Hedda Gabbler and her husband, Tesman, return to the bleak and barren landscape of an unfurnished apartment they cannot afford. After combining a honeymoon with six months of research that Tesman hopes will lead to a lucrative professorship, Hedda is already bored.

She seeks distraction where she has always sought distraction. In men. But things are different now. Hedda is fecund, fertile, ripe. Her husband’s aunt Juliana (Christine Kavanagh) knows it, the manipulative Judge Brack (Adam Best) admires it but for Hedda (Lizzy Watts) it is a source of dissatisfaction.

Hedda Gabler by Henrik Ibsen, adapted by Patrick Marber, was performed at the National Theatre, directed by Ivo van Hove (A View from the Bridge) with set and lighting design by Jan Versweyveld.
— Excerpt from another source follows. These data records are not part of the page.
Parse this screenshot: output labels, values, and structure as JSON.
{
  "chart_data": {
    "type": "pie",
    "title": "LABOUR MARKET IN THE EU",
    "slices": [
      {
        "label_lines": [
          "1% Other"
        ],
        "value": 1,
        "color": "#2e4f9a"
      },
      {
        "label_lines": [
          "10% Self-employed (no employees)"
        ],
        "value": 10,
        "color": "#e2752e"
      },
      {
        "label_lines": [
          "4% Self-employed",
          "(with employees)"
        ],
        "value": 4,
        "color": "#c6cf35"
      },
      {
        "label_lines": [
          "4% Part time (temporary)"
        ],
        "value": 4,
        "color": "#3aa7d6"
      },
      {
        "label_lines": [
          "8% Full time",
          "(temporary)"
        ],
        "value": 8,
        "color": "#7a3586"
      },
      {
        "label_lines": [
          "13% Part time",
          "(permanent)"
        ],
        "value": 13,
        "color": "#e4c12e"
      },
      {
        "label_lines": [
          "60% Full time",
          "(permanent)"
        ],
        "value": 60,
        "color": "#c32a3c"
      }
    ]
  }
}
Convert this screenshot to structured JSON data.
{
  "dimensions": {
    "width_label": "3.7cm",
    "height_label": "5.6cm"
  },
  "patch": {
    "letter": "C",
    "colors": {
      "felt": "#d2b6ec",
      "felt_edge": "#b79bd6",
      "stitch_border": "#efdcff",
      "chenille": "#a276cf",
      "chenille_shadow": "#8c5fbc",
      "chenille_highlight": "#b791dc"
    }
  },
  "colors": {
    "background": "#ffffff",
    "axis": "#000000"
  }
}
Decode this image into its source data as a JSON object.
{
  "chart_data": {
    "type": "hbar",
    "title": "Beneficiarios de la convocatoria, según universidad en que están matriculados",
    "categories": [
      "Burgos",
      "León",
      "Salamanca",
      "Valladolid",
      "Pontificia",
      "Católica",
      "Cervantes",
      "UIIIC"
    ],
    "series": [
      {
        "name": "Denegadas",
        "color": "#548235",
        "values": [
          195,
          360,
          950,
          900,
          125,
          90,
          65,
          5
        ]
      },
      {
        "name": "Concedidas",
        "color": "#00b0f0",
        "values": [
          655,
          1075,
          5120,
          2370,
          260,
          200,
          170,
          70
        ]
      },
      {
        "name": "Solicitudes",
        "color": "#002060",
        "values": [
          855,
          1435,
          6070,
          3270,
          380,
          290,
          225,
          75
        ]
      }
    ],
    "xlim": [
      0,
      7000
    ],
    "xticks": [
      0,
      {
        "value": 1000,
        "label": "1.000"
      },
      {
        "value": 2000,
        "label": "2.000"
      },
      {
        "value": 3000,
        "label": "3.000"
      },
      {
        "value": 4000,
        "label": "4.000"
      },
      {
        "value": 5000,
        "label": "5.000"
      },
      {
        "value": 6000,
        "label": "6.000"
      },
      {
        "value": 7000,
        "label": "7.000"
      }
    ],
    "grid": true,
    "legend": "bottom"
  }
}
This National Theatre touring production has lost none of the fire and style of the original.

When it was first performed, in 1891, it was a shocking, provocative play. While it felt ahead of its time then, it feels scarily prescient today. While women have more control over their fertility now there is still a social pressure to conform, to follow tradition.

The joy of this production is the clarity of the characters; it’s not just about Hedda. There is dependable, reliable Tesman (Abhin Galeya) who will do whatever it takes to please Hedda, a decision that brings her no pleasure at all. Judge Brack – often played with a brutish air – is, here, charming but manipulative. The fact that he is dangerous only heightens his appeal to Hedda.

Then we have Lovborg (Richard Pyros) and Mrs Elvsted (Annabel Bates), a woman who has left her husband to work and write with Lovborg – a productive partnership that has resulted in the birth of their 'child', a work of such maturity and skill that the professorship Hedda covets for Tesman will undoubtedly go to Lovborg. What’s a girl to do? Especially a girl with a gun?

Hedda Gabler was never this much fun. Lizzy Watts gives her an energy and a willfulness that is hugely entertaining and makes her behaviour almost, almost forgivable. Together Marber, van Hove and their company have reinvigorated a classic and made it a play for today.

Hedda Gabler will tour the UK and Ireland to Edinburgh, Leicester, Salford, Norwich, Hull, Aberdeen, Northampton, Glasgow, Wolverhampton, Woking, Nottingham, Newcastle, York and Milton Keynes and Dublin.